Couple posthumously gifts $1M for Harold Hamm School of Geology & Geological Engineering
John and Ruth Carter’s generous donation will support faculty and students
The UND Harold Hamm School of Geology & Geological Engineering, within the College of Engineering & Mines (CEM), has received a $1 million gift from the late John Carter, a 1959 UND grad, and his late wife, Ruth.
Their gift will establish the “Drs. John and Ruth Carter Endowment,” the revenue from which will be used to create the Geology & Geological Engineering Students and Faculty Excellence Fund. The endowment will promote excellence among faculty and students who major in geology or geological engineering through activities such as field trips, experiential learning and professional development.
CEM Dean Hesham El-Rewini says he is humbled by the Carters’ generosity.
“We are so thankful to Dr. John and Dr. Ruth Carter for their legacy gift that will help the Harold Hamm School of Geology & Geological Engineering continue to promote excellence,” El-Rewini said. “I am very proud of Dr. John Carter’s accomplishments during his rich life journey.”
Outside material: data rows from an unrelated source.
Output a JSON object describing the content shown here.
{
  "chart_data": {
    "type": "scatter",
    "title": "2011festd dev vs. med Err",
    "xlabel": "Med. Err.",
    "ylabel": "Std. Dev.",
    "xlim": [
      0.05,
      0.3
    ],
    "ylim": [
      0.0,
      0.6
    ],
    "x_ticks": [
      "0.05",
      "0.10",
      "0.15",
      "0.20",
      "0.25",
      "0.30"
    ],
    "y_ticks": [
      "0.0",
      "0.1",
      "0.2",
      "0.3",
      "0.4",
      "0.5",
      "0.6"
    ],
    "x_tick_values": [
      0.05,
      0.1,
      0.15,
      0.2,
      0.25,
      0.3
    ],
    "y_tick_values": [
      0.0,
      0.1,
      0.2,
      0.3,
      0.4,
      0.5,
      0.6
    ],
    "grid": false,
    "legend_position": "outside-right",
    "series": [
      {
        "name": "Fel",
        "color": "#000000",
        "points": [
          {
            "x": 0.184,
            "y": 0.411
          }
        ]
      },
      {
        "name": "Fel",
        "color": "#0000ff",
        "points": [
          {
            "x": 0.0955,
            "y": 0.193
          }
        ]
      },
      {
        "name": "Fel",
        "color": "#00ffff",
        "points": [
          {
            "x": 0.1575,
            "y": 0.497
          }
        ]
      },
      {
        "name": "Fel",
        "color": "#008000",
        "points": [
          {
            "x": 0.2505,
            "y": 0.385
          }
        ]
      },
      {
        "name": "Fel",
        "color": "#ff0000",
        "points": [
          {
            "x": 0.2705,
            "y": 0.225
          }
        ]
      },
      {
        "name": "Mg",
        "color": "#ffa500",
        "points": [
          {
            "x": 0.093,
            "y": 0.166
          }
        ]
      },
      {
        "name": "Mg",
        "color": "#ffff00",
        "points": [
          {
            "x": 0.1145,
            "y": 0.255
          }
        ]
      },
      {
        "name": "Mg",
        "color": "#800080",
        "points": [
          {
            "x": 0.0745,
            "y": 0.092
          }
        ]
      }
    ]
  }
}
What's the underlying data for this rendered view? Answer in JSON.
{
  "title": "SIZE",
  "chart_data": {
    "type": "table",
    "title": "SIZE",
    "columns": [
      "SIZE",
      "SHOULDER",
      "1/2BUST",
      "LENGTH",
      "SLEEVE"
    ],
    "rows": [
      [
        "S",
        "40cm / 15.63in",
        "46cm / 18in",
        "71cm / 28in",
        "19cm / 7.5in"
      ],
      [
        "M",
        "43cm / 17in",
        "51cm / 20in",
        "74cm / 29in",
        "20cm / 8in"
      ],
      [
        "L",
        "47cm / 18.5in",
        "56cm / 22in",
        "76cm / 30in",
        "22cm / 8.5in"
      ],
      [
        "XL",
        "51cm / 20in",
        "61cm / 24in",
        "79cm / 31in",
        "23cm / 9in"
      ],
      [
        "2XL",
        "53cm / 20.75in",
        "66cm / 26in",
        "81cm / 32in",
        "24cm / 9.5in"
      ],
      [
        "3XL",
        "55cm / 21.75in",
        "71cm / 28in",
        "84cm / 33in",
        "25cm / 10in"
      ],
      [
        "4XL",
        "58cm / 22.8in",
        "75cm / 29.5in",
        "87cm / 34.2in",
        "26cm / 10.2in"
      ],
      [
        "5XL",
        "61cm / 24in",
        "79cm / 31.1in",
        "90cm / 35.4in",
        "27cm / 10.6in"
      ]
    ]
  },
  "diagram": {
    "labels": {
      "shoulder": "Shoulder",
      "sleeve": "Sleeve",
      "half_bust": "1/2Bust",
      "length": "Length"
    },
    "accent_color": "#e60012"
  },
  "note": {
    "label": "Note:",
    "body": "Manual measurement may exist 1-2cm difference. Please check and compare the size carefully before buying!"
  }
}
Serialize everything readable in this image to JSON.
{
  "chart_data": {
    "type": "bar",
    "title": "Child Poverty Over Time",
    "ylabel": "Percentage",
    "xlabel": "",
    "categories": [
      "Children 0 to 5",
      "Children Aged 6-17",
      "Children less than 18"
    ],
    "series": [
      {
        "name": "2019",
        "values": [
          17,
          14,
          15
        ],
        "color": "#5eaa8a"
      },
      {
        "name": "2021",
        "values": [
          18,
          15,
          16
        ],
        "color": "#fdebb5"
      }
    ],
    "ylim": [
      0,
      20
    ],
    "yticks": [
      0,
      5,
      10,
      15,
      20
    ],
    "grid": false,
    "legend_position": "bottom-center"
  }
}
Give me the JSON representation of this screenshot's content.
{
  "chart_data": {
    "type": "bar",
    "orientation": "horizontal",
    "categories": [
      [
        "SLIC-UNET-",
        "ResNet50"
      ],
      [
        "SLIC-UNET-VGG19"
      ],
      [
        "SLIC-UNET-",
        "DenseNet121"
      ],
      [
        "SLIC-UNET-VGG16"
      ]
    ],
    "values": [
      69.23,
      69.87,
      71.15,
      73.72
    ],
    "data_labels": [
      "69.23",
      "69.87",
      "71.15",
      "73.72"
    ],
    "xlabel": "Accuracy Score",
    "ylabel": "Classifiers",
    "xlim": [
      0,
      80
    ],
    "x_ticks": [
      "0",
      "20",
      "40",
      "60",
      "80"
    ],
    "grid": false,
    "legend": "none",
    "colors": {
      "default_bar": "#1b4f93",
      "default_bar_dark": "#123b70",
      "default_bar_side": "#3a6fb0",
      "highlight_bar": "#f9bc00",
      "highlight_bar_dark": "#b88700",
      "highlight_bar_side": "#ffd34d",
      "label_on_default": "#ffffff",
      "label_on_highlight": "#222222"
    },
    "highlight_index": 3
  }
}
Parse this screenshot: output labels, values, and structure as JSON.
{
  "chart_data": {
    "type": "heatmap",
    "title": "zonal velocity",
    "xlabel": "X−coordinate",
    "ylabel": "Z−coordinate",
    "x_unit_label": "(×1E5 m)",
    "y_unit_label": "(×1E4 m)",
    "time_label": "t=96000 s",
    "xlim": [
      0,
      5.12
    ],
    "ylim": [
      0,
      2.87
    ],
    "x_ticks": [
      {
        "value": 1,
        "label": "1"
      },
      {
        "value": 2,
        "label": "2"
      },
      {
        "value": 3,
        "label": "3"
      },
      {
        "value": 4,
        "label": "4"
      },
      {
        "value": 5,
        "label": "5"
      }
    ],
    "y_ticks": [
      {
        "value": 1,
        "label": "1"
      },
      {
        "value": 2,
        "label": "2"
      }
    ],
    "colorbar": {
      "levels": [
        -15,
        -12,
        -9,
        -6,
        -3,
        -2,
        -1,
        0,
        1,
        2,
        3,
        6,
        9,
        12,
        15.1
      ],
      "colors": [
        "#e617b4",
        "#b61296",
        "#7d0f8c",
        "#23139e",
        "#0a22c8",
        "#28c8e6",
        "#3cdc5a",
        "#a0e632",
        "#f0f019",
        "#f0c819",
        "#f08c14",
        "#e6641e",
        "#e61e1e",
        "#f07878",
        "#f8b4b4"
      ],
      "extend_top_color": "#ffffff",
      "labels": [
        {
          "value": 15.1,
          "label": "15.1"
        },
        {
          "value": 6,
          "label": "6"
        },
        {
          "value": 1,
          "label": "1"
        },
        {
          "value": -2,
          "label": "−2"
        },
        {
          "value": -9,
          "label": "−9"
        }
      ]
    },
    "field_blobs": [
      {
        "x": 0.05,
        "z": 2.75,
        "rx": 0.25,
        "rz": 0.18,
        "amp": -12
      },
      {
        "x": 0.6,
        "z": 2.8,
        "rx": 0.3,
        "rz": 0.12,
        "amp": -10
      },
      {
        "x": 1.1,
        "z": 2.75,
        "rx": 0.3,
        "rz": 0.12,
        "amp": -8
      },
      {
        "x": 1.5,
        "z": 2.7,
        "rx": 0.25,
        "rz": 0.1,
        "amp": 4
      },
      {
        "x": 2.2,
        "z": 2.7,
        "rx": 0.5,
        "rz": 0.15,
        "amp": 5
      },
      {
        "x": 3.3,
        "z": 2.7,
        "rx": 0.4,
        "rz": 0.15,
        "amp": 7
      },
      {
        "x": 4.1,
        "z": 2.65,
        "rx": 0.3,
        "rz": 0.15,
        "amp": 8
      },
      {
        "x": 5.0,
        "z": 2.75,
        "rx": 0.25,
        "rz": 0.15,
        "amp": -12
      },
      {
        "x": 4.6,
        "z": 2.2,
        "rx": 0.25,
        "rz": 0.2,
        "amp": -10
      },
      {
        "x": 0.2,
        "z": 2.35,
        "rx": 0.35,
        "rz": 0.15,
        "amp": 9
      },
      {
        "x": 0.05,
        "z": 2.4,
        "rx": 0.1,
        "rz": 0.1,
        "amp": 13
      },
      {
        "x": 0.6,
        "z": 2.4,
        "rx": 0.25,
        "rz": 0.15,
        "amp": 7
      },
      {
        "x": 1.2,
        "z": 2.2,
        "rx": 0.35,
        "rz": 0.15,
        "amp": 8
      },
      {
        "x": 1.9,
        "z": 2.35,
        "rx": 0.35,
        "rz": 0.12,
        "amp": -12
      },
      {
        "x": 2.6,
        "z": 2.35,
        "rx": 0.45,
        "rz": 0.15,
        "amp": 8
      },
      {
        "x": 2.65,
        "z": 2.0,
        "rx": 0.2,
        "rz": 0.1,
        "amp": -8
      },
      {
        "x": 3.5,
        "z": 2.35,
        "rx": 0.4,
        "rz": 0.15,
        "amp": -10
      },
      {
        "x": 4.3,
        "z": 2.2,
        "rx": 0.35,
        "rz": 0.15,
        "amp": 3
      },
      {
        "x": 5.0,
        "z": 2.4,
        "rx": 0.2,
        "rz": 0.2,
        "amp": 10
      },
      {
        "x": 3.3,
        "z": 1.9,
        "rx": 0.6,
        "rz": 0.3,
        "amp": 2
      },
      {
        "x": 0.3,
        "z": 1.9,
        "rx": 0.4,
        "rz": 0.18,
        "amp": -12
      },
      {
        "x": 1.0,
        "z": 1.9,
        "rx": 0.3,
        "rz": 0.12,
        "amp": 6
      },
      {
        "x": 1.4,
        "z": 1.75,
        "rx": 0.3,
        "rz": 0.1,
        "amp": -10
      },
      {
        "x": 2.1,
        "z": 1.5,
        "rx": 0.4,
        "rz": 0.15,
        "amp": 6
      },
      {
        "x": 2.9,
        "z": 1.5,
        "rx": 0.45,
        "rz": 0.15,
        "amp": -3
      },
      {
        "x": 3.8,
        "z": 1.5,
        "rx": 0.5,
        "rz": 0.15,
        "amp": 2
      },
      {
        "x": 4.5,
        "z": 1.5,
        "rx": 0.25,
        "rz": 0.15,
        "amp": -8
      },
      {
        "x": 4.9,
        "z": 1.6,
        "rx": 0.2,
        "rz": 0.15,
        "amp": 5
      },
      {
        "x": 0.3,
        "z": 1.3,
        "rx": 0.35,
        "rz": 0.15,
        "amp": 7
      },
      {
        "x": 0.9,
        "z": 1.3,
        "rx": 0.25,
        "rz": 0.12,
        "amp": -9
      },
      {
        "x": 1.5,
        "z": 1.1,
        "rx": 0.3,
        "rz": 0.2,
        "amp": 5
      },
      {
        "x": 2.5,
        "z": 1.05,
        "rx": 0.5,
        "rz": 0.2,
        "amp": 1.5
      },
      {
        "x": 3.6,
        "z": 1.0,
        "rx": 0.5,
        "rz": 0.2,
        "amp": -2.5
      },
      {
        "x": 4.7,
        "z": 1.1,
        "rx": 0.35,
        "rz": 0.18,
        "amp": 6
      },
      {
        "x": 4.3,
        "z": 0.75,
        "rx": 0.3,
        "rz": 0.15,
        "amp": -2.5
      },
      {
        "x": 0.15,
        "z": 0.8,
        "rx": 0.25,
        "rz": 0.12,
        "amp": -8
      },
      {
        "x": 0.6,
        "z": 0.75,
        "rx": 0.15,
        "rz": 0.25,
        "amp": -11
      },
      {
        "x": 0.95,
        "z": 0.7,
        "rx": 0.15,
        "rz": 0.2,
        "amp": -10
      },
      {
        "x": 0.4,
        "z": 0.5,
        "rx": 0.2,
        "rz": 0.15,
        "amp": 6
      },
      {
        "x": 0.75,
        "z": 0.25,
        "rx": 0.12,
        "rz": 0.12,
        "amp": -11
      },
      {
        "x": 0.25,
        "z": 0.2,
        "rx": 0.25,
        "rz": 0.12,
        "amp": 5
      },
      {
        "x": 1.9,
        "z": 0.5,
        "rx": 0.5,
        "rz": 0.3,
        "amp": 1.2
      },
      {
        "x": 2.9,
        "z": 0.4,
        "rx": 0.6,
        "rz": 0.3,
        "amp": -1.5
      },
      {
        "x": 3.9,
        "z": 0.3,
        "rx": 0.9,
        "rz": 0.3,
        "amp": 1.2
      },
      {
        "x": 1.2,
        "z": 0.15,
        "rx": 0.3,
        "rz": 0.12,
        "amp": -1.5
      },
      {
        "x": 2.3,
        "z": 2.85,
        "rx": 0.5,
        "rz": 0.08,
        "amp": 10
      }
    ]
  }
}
John Carter, a Sisseton, S.D., native, received his bachelor’s degree in geology from UND in 1959 and his Ph.D. from the University of Cincinnati in 1966. During his 27 years as a curator of invertebrate paleontology at the Carnegie Museum of Natural History in Washington, D.C., he named more than 130 new species and 40 new genera. He enjoyed many explorations and archaeological digs throughout his career as a paleontologist and is world-renowned for his research on the 350 million-year-old-fossil brachiopods. He also wrote several books.
Ruth Carter earned a Ph.D. in history from the University of Pittsburgh. She spent most of her career working for the University Library System and concluded her professional endeavors as head of the Archives Service Center and curator of historical collection at University of Pittsburgh. She also authored and co-authored many books and articles on cataloging and classification.
John Carter was recognized by the UND College of Engineering & Mines in 2006 when he was the honored recipient of the Arthur Gray Leonard Award. The award recognizes outstanding achievement in geosciences in research, technical studies and projects applied to societal needs, teaching, educational development or leadership in conservation of earth’s resources and environment.
Christin Wengert, the Carters’ niece and spokesperson for the couple, said her aunt and uncle were extremely kind and giving people who loved supporting the causes important to them.
“They believed in higher education and learning and were very philanthropic,” Wengert said. “They felt honored to give back to higher education.”
Robin Turner, director of development for the UND College of Engineering & Mines said, “I am continually humbled by the generosity of our alumni. We are honored and deeply grateful for this gift to the College of Engineering & Mines. This gift will ensure that future generations of students will have new and exciting opportunities to explore and make discoveries just as the Carters did.”